If you’ve never heard of Stuart Reardon, don’t worry. He’s a professional rugger, or rugby player, and since rugby isn’t all that popular in
the United States (it’s getting there), it’s not a major travesty if his name
has never made it to your radar.
Reardon has been a busy little beaver since he hit the rugby
leagues in 2000 at the ripe old age of 19.
He’s five-eleven, 93 kg, and has the most luscious hard of black curly
hair I’ve ever seen. (He tends to
alternate between full-on hair and a buzz cut, and scruff and a beard …
probably to make sure he keeps image fresh.

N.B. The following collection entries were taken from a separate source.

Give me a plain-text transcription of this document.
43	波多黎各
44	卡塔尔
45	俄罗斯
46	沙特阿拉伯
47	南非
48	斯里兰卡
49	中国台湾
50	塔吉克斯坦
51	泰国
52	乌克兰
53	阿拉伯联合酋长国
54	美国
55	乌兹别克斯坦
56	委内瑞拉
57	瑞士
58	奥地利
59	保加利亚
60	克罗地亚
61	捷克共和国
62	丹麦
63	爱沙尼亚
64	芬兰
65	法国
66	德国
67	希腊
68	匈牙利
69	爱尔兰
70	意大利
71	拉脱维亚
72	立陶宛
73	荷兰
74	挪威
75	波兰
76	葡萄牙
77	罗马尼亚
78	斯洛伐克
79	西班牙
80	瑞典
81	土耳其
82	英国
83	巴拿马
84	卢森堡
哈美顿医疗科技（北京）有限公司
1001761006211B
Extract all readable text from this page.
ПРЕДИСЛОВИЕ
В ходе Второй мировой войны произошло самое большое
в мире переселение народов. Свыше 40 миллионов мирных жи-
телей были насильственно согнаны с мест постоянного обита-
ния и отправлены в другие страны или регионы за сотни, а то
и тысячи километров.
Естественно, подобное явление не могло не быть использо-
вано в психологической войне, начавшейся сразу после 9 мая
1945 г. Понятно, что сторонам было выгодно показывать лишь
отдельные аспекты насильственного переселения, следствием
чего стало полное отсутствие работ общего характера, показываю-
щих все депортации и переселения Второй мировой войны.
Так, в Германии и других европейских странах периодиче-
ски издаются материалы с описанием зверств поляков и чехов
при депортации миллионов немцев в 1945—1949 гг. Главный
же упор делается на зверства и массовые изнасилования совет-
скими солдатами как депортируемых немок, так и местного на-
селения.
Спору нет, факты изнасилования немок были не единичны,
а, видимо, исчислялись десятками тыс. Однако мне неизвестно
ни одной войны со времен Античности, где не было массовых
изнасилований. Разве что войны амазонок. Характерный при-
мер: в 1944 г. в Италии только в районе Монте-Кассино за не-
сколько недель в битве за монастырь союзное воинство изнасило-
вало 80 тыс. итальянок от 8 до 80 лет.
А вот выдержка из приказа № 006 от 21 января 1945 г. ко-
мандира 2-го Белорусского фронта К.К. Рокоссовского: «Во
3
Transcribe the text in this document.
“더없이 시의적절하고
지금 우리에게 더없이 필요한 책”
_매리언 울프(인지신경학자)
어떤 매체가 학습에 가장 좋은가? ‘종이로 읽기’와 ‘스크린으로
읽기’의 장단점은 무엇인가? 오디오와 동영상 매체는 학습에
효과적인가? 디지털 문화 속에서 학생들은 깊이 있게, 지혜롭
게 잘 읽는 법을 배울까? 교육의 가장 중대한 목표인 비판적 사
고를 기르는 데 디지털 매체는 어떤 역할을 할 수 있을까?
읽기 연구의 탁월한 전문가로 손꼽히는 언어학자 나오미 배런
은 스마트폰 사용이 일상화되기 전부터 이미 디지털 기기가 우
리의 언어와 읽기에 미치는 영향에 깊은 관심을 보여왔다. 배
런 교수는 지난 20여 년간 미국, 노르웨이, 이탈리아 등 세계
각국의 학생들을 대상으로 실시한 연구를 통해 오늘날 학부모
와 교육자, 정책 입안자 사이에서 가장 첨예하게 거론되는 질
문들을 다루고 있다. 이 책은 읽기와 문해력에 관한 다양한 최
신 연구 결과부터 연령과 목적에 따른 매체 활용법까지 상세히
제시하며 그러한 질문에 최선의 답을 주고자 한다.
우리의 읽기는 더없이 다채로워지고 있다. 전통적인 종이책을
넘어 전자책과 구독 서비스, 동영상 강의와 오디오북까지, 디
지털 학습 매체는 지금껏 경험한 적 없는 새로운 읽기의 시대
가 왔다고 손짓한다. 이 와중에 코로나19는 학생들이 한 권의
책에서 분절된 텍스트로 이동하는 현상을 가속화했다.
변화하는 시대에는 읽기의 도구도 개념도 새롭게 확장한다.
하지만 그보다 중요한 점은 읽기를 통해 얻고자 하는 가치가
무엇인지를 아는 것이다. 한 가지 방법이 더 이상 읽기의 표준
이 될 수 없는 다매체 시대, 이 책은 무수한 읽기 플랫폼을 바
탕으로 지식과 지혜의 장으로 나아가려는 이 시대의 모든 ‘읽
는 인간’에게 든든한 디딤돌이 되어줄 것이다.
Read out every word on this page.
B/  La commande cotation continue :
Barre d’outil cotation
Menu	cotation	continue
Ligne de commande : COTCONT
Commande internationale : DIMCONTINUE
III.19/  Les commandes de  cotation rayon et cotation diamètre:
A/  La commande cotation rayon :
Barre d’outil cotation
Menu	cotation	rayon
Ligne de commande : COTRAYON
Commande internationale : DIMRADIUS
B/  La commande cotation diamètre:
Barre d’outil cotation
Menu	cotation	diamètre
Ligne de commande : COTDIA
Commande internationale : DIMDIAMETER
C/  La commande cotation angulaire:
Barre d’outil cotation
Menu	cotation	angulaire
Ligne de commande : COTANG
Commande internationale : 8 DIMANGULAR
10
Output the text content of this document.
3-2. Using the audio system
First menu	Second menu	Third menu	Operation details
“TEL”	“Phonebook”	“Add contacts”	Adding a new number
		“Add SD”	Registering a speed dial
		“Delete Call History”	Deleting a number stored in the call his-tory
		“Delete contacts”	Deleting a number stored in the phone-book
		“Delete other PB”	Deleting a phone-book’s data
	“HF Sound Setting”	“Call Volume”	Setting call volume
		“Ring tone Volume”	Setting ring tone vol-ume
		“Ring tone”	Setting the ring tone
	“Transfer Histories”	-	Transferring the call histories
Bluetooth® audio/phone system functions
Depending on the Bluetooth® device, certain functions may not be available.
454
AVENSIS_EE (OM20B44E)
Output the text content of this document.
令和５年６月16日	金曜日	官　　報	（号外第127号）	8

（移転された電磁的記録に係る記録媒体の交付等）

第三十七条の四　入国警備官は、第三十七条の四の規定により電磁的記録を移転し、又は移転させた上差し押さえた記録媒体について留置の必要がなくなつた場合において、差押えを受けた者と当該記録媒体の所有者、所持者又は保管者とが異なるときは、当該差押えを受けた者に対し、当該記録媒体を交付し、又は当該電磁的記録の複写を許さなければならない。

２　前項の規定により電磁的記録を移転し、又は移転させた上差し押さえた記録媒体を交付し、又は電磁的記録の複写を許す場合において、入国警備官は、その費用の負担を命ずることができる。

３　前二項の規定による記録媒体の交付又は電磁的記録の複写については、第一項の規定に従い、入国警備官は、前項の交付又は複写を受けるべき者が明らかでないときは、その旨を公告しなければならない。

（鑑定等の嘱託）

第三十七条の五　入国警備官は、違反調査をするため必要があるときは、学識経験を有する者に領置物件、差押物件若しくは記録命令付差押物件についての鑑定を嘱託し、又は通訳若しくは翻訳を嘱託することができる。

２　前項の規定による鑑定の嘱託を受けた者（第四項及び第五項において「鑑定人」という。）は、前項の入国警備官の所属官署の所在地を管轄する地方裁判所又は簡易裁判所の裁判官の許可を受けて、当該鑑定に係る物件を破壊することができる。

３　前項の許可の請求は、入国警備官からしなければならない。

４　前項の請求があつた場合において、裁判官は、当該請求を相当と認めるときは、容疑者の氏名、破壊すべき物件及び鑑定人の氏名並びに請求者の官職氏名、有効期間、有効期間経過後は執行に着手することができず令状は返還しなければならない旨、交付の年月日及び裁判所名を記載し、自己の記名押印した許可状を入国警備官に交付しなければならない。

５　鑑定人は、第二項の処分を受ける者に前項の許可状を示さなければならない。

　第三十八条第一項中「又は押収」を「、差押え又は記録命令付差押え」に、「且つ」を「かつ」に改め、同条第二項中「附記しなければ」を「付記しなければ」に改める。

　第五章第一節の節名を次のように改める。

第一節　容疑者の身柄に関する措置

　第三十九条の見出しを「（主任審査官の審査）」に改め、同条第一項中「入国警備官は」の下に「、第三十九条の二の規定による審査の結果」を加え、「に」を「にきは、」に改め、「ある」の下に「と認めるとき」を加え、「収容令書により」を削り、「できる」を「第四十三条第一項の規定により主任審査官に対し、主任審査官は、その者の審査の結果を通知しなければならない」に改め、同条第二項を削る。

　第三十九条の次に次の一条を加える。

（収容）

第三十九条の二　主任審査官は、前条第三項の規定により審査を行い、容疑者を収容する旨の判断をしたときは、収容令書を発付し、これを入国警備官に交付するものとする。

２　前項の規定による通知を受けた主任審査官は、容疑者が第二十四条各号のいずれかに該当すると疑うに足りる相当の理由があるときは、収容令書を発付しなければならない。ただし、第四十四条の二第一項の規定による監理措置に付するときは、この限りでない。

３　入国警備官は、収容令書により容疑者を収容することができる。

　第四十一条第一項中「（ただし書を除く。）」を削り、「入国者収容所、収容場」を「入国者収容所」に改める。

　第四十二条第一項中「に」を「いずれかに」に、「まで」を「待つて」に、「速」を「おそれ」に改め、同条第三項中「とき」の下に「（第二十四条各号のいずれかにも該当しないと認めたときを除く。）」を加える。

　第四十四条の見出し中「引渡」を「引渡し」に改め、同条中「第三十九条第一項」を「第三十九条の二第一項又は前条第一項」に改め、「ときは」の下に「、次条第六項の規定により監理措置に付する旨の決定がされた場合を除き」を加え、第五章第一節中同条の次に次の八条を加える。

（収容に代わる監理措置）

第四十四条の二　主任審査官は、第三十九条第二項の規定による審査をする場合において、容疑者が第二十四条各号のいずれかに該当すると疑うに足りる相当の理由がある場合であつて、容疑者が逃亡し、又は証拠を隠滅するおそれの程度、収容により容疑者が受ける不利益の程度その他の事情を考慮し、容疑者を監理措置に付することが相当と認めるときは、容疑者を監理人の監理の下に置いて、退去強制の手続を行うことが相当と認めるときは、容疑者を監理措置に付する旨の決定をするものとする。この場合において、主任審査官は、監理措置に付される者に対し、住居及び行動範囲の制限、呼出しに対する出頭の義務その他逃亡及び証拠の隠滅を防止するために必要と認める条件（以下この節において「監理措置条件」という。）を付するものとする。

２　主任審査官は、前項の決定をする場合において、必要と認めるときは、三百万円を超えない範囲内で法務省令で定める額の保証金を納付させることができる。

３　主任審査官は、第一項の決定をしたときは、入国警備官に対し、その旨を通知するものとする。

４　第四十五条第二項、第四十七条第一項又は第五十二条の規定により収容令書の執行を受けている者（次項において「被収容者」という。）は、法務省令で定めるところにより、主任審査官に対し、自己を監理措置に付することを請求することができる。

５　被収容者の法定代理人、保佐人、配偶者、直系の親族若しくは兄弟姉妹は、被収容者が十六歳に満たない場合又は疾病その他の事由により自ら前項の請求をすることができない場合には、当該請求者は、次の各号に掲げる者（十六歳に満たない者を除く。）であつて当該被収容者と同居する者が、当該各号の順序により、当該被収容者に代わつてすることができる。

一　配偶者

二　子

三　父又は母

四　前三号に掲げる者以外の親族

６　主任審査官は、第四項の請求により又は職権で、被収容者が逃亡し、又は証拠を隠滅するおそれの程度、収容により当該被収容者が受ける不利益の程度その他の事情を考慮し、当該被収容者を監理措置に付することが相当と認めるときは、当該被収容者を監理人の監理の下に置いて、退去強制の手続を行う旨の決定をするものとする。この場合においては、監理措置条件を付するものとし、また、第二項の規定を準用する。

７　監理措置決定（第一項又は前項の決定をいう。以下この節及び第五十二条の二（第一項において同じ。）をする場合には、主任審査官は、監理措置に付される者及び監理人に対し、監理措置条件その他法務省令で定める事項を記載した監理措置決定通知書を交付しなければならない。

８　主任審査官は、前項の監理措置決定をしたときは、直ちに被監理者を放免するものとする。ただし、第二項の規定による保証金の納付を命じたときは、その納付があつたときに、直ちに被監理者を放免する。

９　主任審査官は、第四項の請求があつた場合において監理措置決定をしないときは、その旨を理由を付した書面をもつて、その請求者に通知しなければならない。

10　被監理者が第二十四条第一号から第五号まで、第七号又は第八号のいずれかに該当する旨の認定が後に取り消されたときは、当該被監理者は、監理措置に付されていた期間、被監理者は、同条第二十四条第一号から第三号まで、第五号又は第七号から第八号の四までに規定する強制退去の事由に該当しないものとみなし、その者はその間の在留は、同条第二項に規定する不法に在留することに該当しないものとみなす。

I’m full-on when it comes to hair – and Reardon needs to keep as much on
his head and face as he can. YUM.) Since he’s been on-and-off in the league due
to injuries, he’s been filling his spare time with modeling (most recently by
being the face of an Australian underwear brand called The Navy Diver). He’s not shy about being photographed, and he
looks equally impressive in his shorts, in a suit, in a Roman centurion costume or in
the buff, so he’s the picture-perfect “picture” for an underwear label – ripped
to the nines, tattooed, tall … quite the bonus for underwear whores such as
myself. No matter the photo, no matter
the theme: you can’t go wrong with Stuart Reardon in my book – he’s truly one
of the most handsome men to walk the planet.
EVER.
Once more of Stuart Reardon and his rugby mates hit the
Internet, hopefully more Americans will take up rugby as a pastime. It’s a great sport to watch, you can’t help
but build a more athletic physique as a consequence. I’m told that unlike other team competition,
it doesn’t require a specific body type to get started, so there’s a place for
everyone on a rugby team. Rugby is
supposed to be a “hooligans’ sport played by gentlemen,” unlike American
football, which is a “gentlemen’s sport played by hooligans.” My Canadian friend Joel would agree with this
statement, as he’s been an active rugger for years … but he also claims that
his “drinking team has a rugby problem.”
Hhrrmm … I guess if you’re drinking in types like Stuart
Reardon, alcoholism may not be such a bad thing since they inevitably end up in
(or out of) their underwear. Rugger up!